The procession draws stares from the farmers and schoolchildren who line the road. The children chase our caravan, laughing and shouting, "You! You!" When we slow down in Ziway, the boldest boys approach the windows. They rub their stomachs, point at their mouths, and then cup their hands in a plea for money. Some peer into the van and ask for a "Highland," a water bottle they can refill or perhaps resell for a birr.

IDE began working in Ethiopia five years ago. We've reached more than 27,000 households since then, increasing their income by a total of more than $13 million. For IDE, that represents a 3-to-1 return on our investment. For the families we serve, an extra few hundred dollars a year can mean the difference between bare survival and the ability to treat an illness or send a child to school.

Roughly half of our customers earn less than $1 per day; the rest earn between $1 and $2. They lease the land they farm, typically no more than an acre. Farmers rely on rainfall from June until September. But it's dry now, and without irrigation, little will grow here.

That's why IDE promotes water pumps. One model uses a pair of long levers called treadles.

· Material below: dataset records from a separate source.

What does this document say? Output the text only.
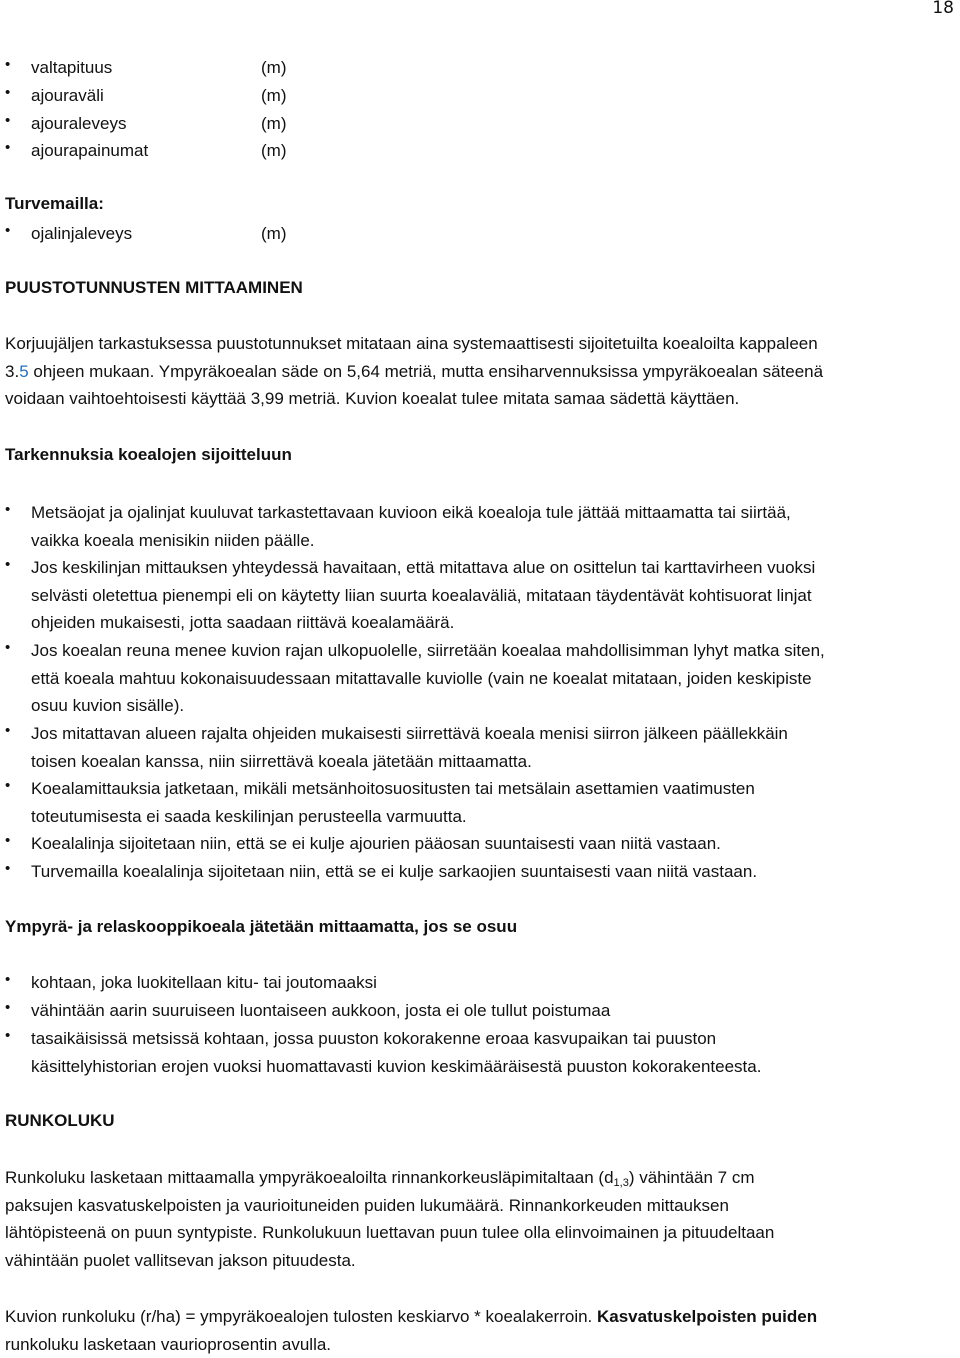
18
•	valtapituus	(m)
•	ajouraväli	(m)
•	ajouraleveys	(m)
•	ajourapainumat	(m)
Turvemailla:
•	ojalinjaleveys	(m)
PUUSTOTUNNUSTEN MITTAAMINEN
Korjuujäljen tarkastuksessa puustotunnukset mitataan aina systemaattisesti sijoitetuilta koealoilta kappaleen
3.5 ohjeen mukaan. Ympyräkoealan säde on 5,64 metriä, mutta ensiharvennuksissa ympyräkoealan säteenä
voidaan vaihtoehtoisesti käyttää 3,99 metriä. Kuvion koealat tulee mitata samaa sädettä käyttäen.
Tarkennuksia koealojen sijoitteluun
•	Metsäojat ja ojalinjat kuuluvat tarkastettavaan kuvioon eikä koealoja tule jättää mittaamatta tai siirtää,
vaikka koeala menisikin niiden päälle.
•	Jos keskilinjan mittauksen yhteydessä havaitaan, että mitattava alue on osittelun tai karttavirheen vuoksi
selvästi oletettua pienempi eli on käytetty liian suurta koealaväliä, mitataan täydentävät kohtisuorat linjat
ohjeiden mukaisesti, jotta saadaan riittävä koealamäärä.
•	Jos koealan reuna menee kuvion rajan ulkopuolelle, siirretään koealaa mahdollisimman lyhyt matka siten,
että koeala mahtuu kokonaisuudessaan mitattavalle kuviolle (vain ne koealat mitataan, joiden keskipiste
osuu kuvion sisälle).
•	Jos mitattavan alueen rajalta ohjeiden mukaisesti siirrettävä koeala menisi siirron jälkeen päällekkäin
toisen koealan kanssa, niin siirrettävä koeala jätetään mittaamatta.
•	Koealamittauksia jatketaan, mikäli metsänhoitosuositusten tai metsälain asettamien vaatimusten
toteutumisesta ei saada keskilinjan perusteella varmuutta.
•	Koealalinja sijoitetaan niin, että se ei kulje ajourien pääosan suuntaisesti vaan niitä vastaan.
•	Turvemailla koealalinja sijoitetaan niin, että se ei kulje sarkaojien suuntaisesti vaan niitä vastaan.
Ympyrä- ja relaskooppikoeala jätetään mittaamatta, jos se osuu
•	kohtaan, joka luokitellaan kitu- tai joutomaaksi
•	vähintään aarin suuruiseen luontaiseen aukkoon, josta ei ole tullut poistumaa
•	tasaikäisissä metsissä kohtaan, jossa puuston kokorakenne eroaa kasvupaikan tai puuston
käsittelyhistorian erojen vuoksi huomattavasti kuvion keskimääräisestä puuston kokorakenteesta.
RUNKOLUKU
Runkoluku lasketaan mittaamalla ympyräkoealoilta rinnankorkeusläpimitaltaan $(d_{1,3})$ vähintään 7 cm
paksujen kasvatuskelpoisten ja vaurioituneiden puiden lukumäärä. Rinnankorkeuden mittauksen
lähtöpisteenä on puun syntypiste. Runkolukuun luettavan puun tulee olla elinvoimainen ja pituudeltaan
vähintään puolet vallitsevan jakson pituudesta.
Kuvion runkoluku (r/ha) = ympyräkoealojen tulosten keskiarvo * koealakerroin. Kasvatuskelpoisten puiden
runkoluku lasketaan vaurioprosentin avulla.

Stepping on them drives pistons, which create enough suction to pull water from a depth of 20 feet. Another model, more popular here, wraps a rope, studded with washers, around a tire. Cranking the tire on a metal frame can lift water from up to 40 feet. IDE trains local residents to manufacture the pumps and then enlists micro-lenders to make them affordable. Field staff map the water supply, train teams to dig wells, and help farmers form cooperatives to market their produce. The farmers -- and the farms themselves -- are the best salesmen; rows and rows of neatly planted tomatoes, onions and peppers promise higher incomes.

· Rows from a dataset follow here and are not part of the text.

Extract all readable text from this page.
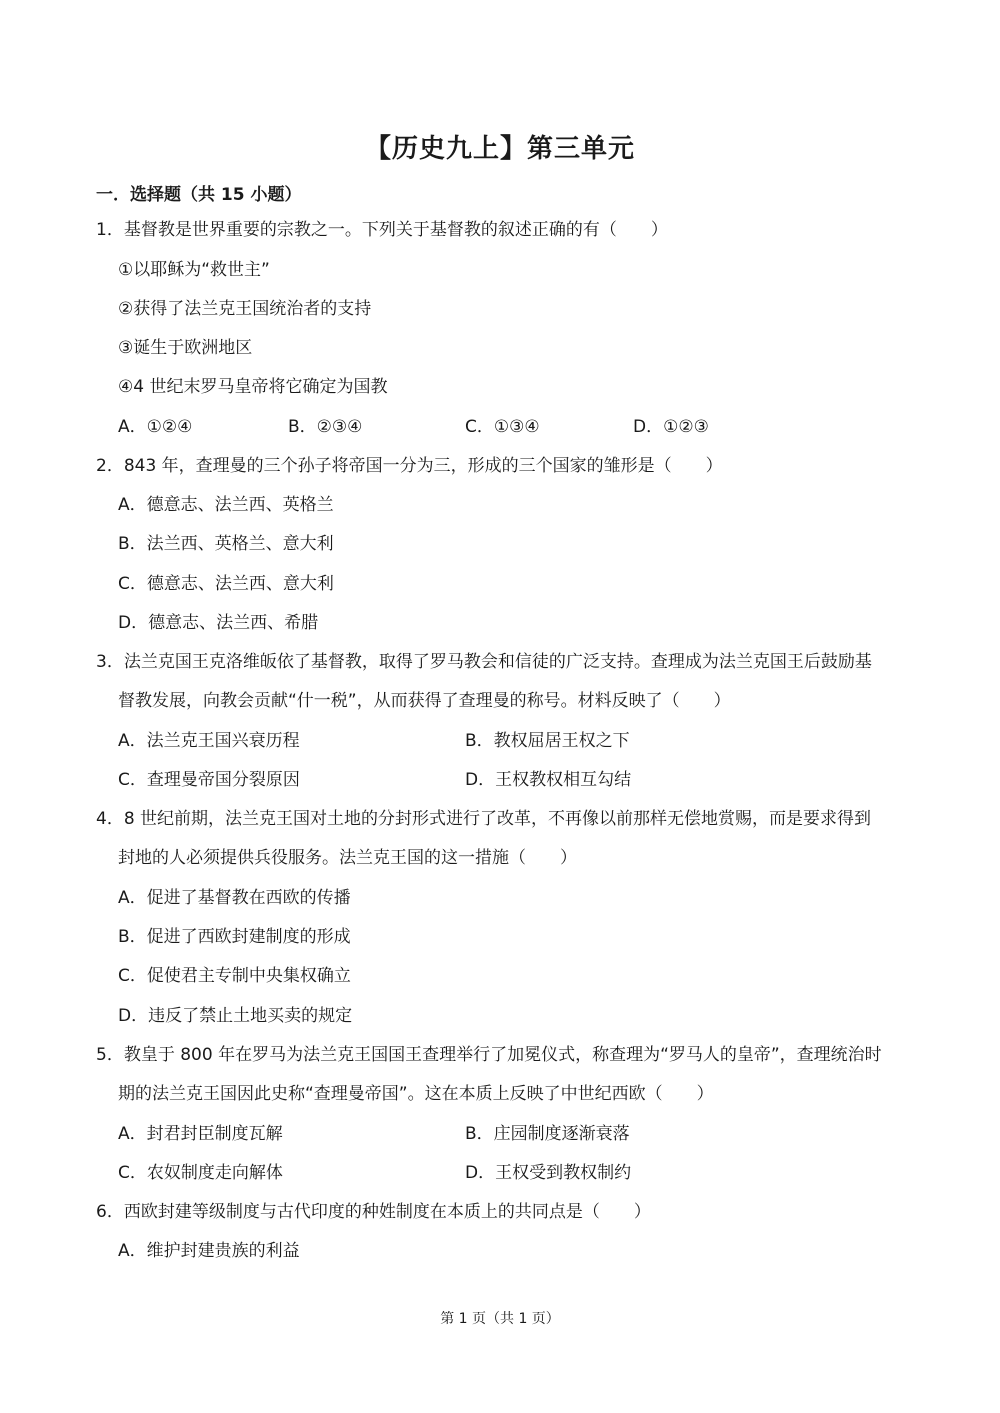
【历史九上】第三单元
一．选择题（共 15 小题）
1．基督教是世界重要的宗教之一。下列关于基督教的叙述正确的有（　　）
①以耶稣为“救世主”
②获得了法兰克王国统治者的支持
③诞生于欧洲地区
④4 世纪末罗马皇帝将它确定为国教
A．①②④	B．②③④	C．①③④	D．①②③
2．843 年，查理曼的三个孙子将帝国一分为三，形成的三个国家的雏形是（　　）
A．德意志、法兰西、英格兰
B．法兰西、英格兰、意大利
C．德意志、法兰西、意大利
D．德意志、法兰西、希腊
3．法兰克国王克洛维皈依了基督教，取得了罗马教会和信徒的广泛支持。查理成为法兰克国王后鼓励基
督教发展，向教会贡献“什一税”，从而获得了查理曼的称号。材料反映了（　　）
A．法兰克王国兴衰历程	B．教权屈居王权之下
C．查理曼帝国分裂原因	D．王权教权相互勾结
4．8 世纪前期，法兰克王国对土地的分封形式进行了改革，不再像以前那样无偿地赏赐，而是要求得到
封地的人必须提供兵役服务。法兰克王国的这一措施（　　）
A．促进了基督教在西欧的传播
B．促进了西欧封建制度的形成
C．促使君主专制中央集权确立
D．违反了禁止土地买卖的规定
5．教皇于 800 年在罗马为法兰克王国国王查理举行了加冕仪式，称查理为“罗马人的皇帝”，查理统治时
期的法兰克王国因此史称“查理曼帝国”。这在本质上反映了中世纪西欧（　　）
A．封君封臣制度瓦解	B．庄园制度逐渐衰落
C．农奴制度走向解体	D．王权受到教权制约
6．西欧封建等级制度与古代印度的种姓制度在本质上的共同点是（　　）
A．维护封建贵族的利益
第 1 页（共 1 页）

Some of our most successful customers have already traded up, replacing their manual pumps with motorized ones. On a handful of farms, IDE is piloting solar steam pumps. A broad reflector, six feet in diameter, opens to the sky, its silver petals glistening in the sun. The sun's rays boil the water in a small metal tank, powering an engine that can then operate virtually unattended. It's easier to imagine Ethiopia's future here than on the billboards back in Addis.

It's dusk now. We'll spend the night in Waliso, a town in Ethiopia's highlands. The Negash Lodge, once home to Haile Selassie, rambles through the woods. A small group of monkeys greets our arrival, hooting their derision from the trees around us before they tumble to the ground. Snub-nosed hornbills and large black-and-white kuras glide overhead, sending a cascade of cackles through the leaves.

The farms yield a delicious dinner: chickpeas, lentils, carrots and potatoes, along with lamb, fish, beef and rice, all mopped up by injera, Ethiopia's spongy bread. Night falls, wrapping a dark blanket around our campfire. The logs hiss and crackle in the cool air. We trade stories with our Ethiopian colleagues. They are justifiably proud of the progress they've made in a few short years. We've learned just enough Amharic to say thanks.